What is the 3-5-7 rule in trading? ›

The 3–5–7 rule in trading is a risk management principle that suggests allocating a certain percentage of your trading capital to different trades based on their risk levels. Here's how it typically works: 3% Rule: This suggests risking no more than 3% of your trading capital on any single trade.

What is the number 1 golden rule? ›

1. Common Observations and Tradition. “Do unto others as you would have them do unto you.” This seems the most familiar version of the golden rule, highlighting its helpful and proactive gold standard.

What is 90% rule in trading? ›

Understanding the Rule of 90

According to this rule, 90% of novice traders will experience significant losses within their first 90 days of trading, ultimately wiping out 90% of their initial capital.

What is the 80% rule in day trading? ›

Definition of '80% Rule'

The 80% Rule is a Market Profile concept and strategy. If the market opens (or moves outside of the value area ) and then moves back into the value area for two consecutive 30-min-bars, then the 80% rule states that there is a high probability of completely filling the value area.

Is there a trick to day trading? ›

Set a Financial Loss Limit

It's smart to set a maximum loss per day that you can afford. Whenever you hit this point, exit your trade and take the rest of the day off. Stick to your plan. After all, tomorrow is another (trading) day.

What is the most successful day trading pattern? ›

The best chart patterns for day trading include the triangle, flag, pennant, wedge, and bullish hammer chart patterns. How to find patterns in day trading? To identify chart patterns within the day, it is recommended to use timeframes up to one hour.

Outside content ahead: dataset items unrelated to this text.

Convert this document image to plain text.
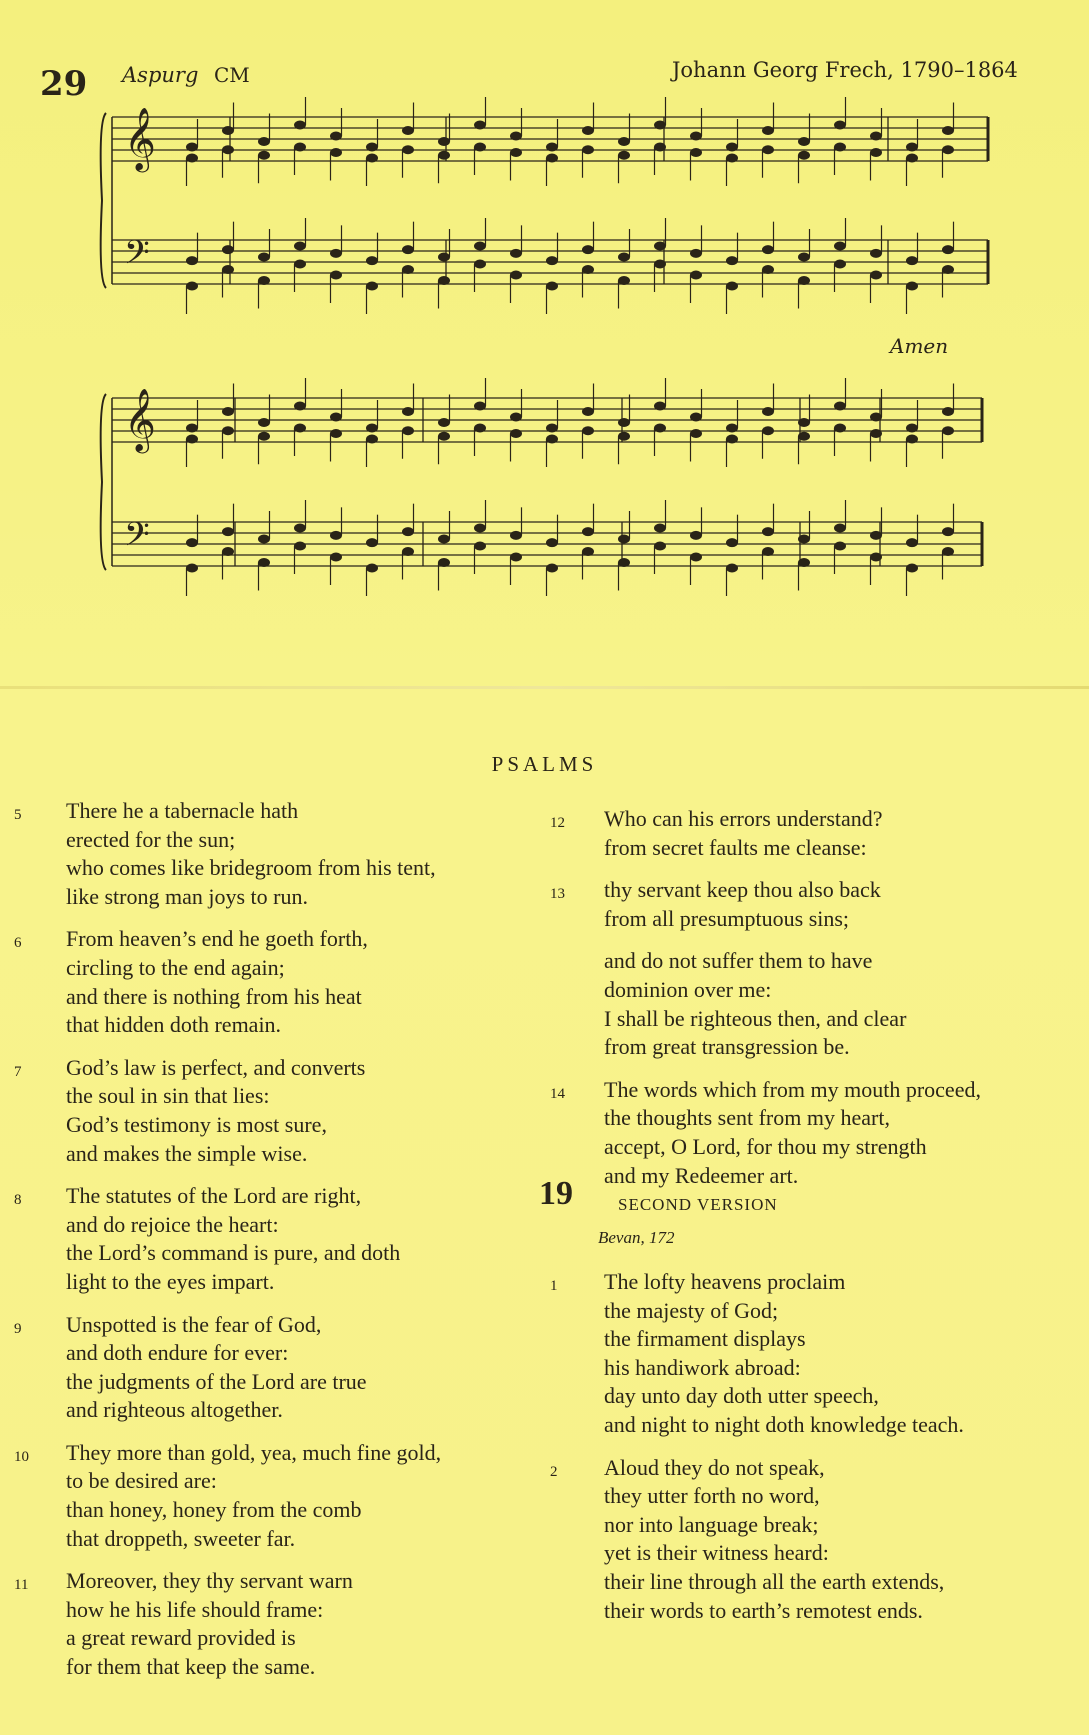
29 Aspurg CM	Johann Georg Frech, 1790–1864
Amen
𝄞
𝄢
𝄞
𝄢
PSALMS
5 There he a tabernacle hath
erected for the sun;
who comes like bridegroom from his tent,
like strong man joys to run.
6 From heaven’s end he goeth forth,
circling to the end again;
and there is nothing from his heat
that hidden doth remain.
7 God’s law is perfect, and converts
the soul in sin that lies:
God’s testimony is most sure,
and makes the simple wise.
8 The statutes of the Lord are right,
and do rejoice the heart:
the Lord’s command is pure, and doth
light to the eyes impart.
9 Unspotted is the fear of God,
and doth endure for ever:
the judgments of the Lord are true
and righteous altogether.
10 They more than gold, yea, much fine gold,
to be desired are:
than honey, honey from the comb
that droppeth, sweeter far.
11 Moreover, they thy servant warn
how he his life should frame:
a great reward provided is
for them that keep the same.
12 Who can his errors understand?
from secret faults me cleanse:
13 thy servant keep thou also back
from all presumptuous sins;
and do not suffer them to have
dominion over me:
I shall be righteous then, and clear
from great transgression be.
14 The words which from my mouth proceed,
the thoughts sent from my heart,
accept, O Lord, for thou my strength
and my Redeemer art.
19	SECOND VERSION
Bevan, 172
1 The lofty heavens proclaim
the majesty of God;
the firmament displays
his handiwork abroad:
day unto day doth utter speech,
and night to night doth knowledge teach.
2 Aloud they do not speak,
they utter forth no word,
nor into language break;
yet is their witness heard:
their line through all the earth extends,
their words to earth’s remotest ends.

What is the 70/20/10 rule in trading? ›

Part one of the rule said that in the next 12 months, the return you got on a stock was 70% determined by what the U.S. stock market did, 20% was determined by how the industry group did and 10% was based on how undervalued and successful the individual company was.

Why do 90 of traders fail? ›

Without a trading plan, retail traders are more likely to trade randomly, inconsistently, and irrationally. Another reason why retail traders lose money is that they do not have an asymmetrical risk-reward ratio.

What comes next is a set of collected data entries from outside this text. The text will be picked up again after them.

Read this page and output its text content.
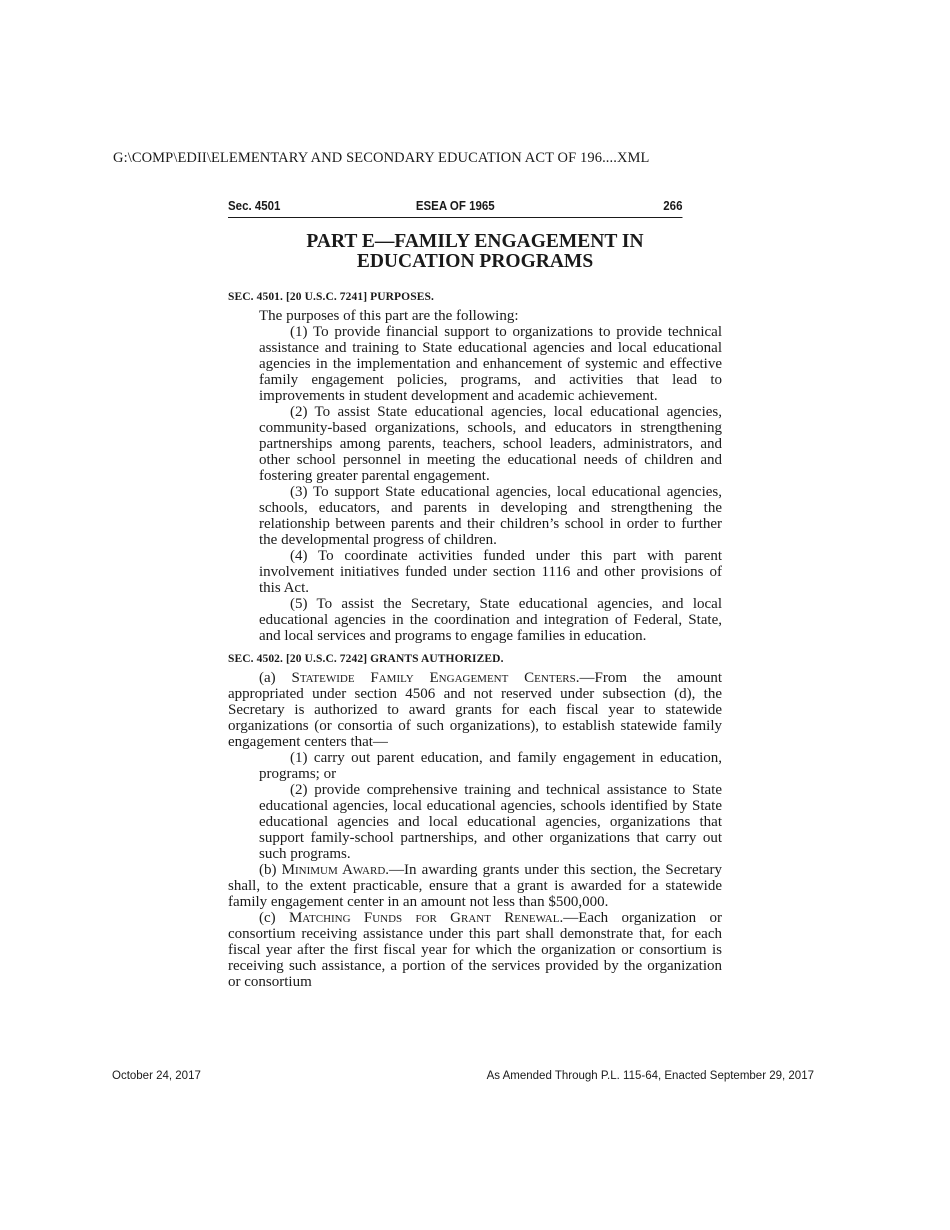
G:\COMP\EDII\ELEMENTARY AND SECONDARY EDUCATION ACT OF 196....XML
Sec. 4501	ESEA OF 1965	266
PART E—FAMILY ENGAGEMENT IN
EDUCATION PROGRAMS
SEC. 4501. [20 U.S.C. 7241] PURPOSES.

The purposes of this part are the following:

(1) To provide financial support to organizations to provide technical assistance and training to State educational agencies and local educational agencies in the implementation and enhancement of systemic and effective family engagement policies, programs, and activities that lead to improvements in student development and academic achievement.

(2) To assist State educational agencies, local educational agencies, community-based organizations, schools, and educators in strengthening partnerships among parents, teachers, school leaders, administrators, and other school personnel in meeting the educational needs of children and fostering greater parental engagement.

(3) To support State educational agencies, local educational agencies, schools, educators, and parents in developing and strengthening the relationship between parents and their children’s school in order to further the developmental progress of children.

(4) To coordinate activities funded under this part with parent involvement initiatives funded under section 1116 and other provisions of this Act.

(5) To assist the Secretary, State educational agencies, and local educational agencies in the coordination and integration of Federal, State, and local services and programs to engage families in education.

SEC. 4502. [20 U.S.C. 7242] GRANTS AUTHORIZED.

(a) Statewide Family Engagement Centers.—From the amount appropriated under section 4506 and not reserved under subsection (d), the Secretary is authorized to award grants for each fiscal year to statewide organizations (or consortia of such organizations), to establish statewide family engagement centers that—

(1) carry out parent education, and family engagement in education, programs; or

(2) provide comprehensive training and technical assistance to State educational agencies, local educational agencies, schools identified by State educational agencies and local educational agencies, organizations that support family-school partnerships, and other organizations that carry out such programs.

(b) Minimum Award.—In awarding grants under this section, the Secretary shall, to the extent practicable, ensure that a grant is awarded for a statewide family engagement center in an amount not less than $500,000.

(c) Matching Funds for Grant Renewal.—Each organization or consortium receiving assistance under this part shall demonstrate that, for each fiscal year after the first fiscal year for which the organization or consortium is receiving such assistance, a portion of the services provided by the organization or consortium

October 24, 2017	As Amended Through P.L. 115-64, Enacted September 29, 2017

Why do 80 of traders fail? ›

As someone who day trades for a living, Arkadiusz Betlej, says, “Psychology to me is about 80% of winning in the stock market.” It's also why so many people lose. Inexperienced traders allow emotions such as fear, greed, and desperation to affect their trades and decision making.

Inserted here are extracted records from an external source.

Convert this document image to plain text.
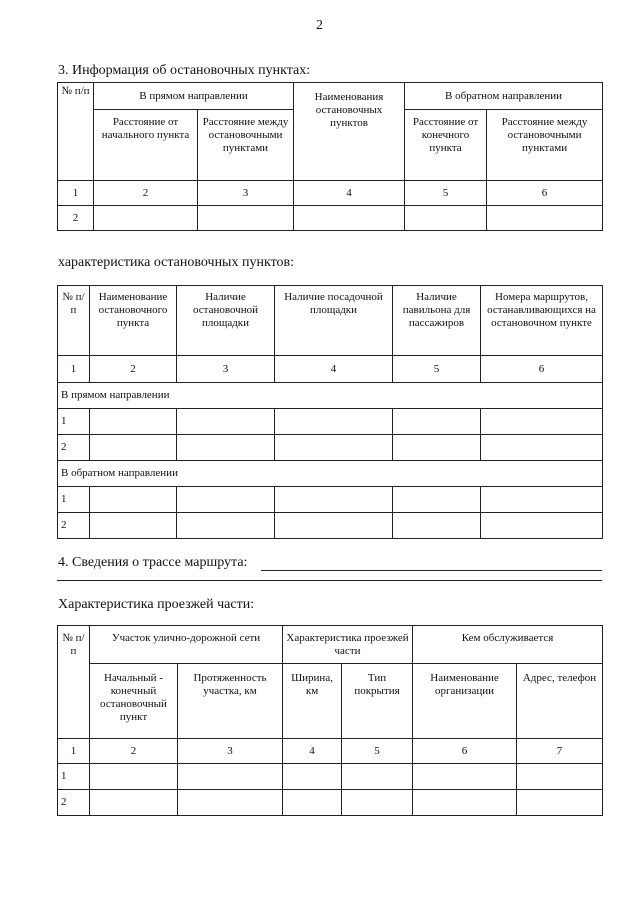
2
3. Информация об остановочных пунктах:
№ п/п	В прямом направлении		Наименования остановочных пунктов	В обратном направлении	
	Расстояние от начального пункта	Расстояние между остановочными пунктами		Расстояние от конечного пункта	Расстояние между остановочными пунктами
1	2	3	4	5	6
2					
характеристика остановочных пунктов:
№ п/п	Наименование остановочного пункта	Наличие остановочной площадки	Наличие посадочной площадки	Наличие павильона для пассажиров	Номера маршрутов, останавливающихся на остановочном пункте
1	2	3	4	5	6
В прямом направлении					
1					
2					
В обратном направлении					
1					
2					
4. Сведения о трассе маршрута:
Характеристика проезжей части:
№ п/п	Участок улично-дорожной сети		Характеристика проезжей части		Кем обслуживается	
	Начальный - конечный остановочный пункт	Протяженность участка, км	Ширина, км	Тип покрытия	Наименование организации	Адрес, телефон
1	2	3	4	5	6	7
1						
2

What is the 80 20 rule in trading? ›

The 80-20 rule, also known as the Pareto Principle, states that 80% of all outcomes result from 20% of all causes. In business, this means seeking the most productive inputs that will generate the highest outcomes/returns.

What is the 11am rule? ›

Day Trading

For day traders, the 11am rule suggests that the period before 11 am EST is often characterized by heightened volatility and potential for trend reversals. This presents opportunities for traders to capitalize on short-term price movements.

What is the 2 rule in trading? ›

What Is the 2% Rule? The 2% rule is an investing strategy where an investor risks no more than 2% of their available capital on any single trade. To implement the 2% rule, the investor first must calculate what 2% of their available trading capital is: this is referred to as the capital at risk (CaR).

What is Warren Buffett's golden rule? ›

"Rule No. 1: Never lose money. Rule No. 2: Never forget Rule No. 1."- Warren Buffet.

What is the golden number in trading? ›

The golden ratio of 1.618 – the magic number – gets translated into three percentages: 23.6%, 38.2% and 61.8%.

What is the golden rule strategy? ›

The Golden Rule is, "So in everything, do to others what you would have them do to you, for this sums up the Law and the Prophets." (quoted from Jesus' "Sermon on the Mount," Matthew 7:12, The Bible, NIV).

What is the golden rule method? ›

The Golden Rule is the principle of treating others as one would want to be treated by them. It is sometimes called an ethics of reciprocity, meaning that you should reciprocate to others how you would like them to treat you (not necessarily how they actually treat you).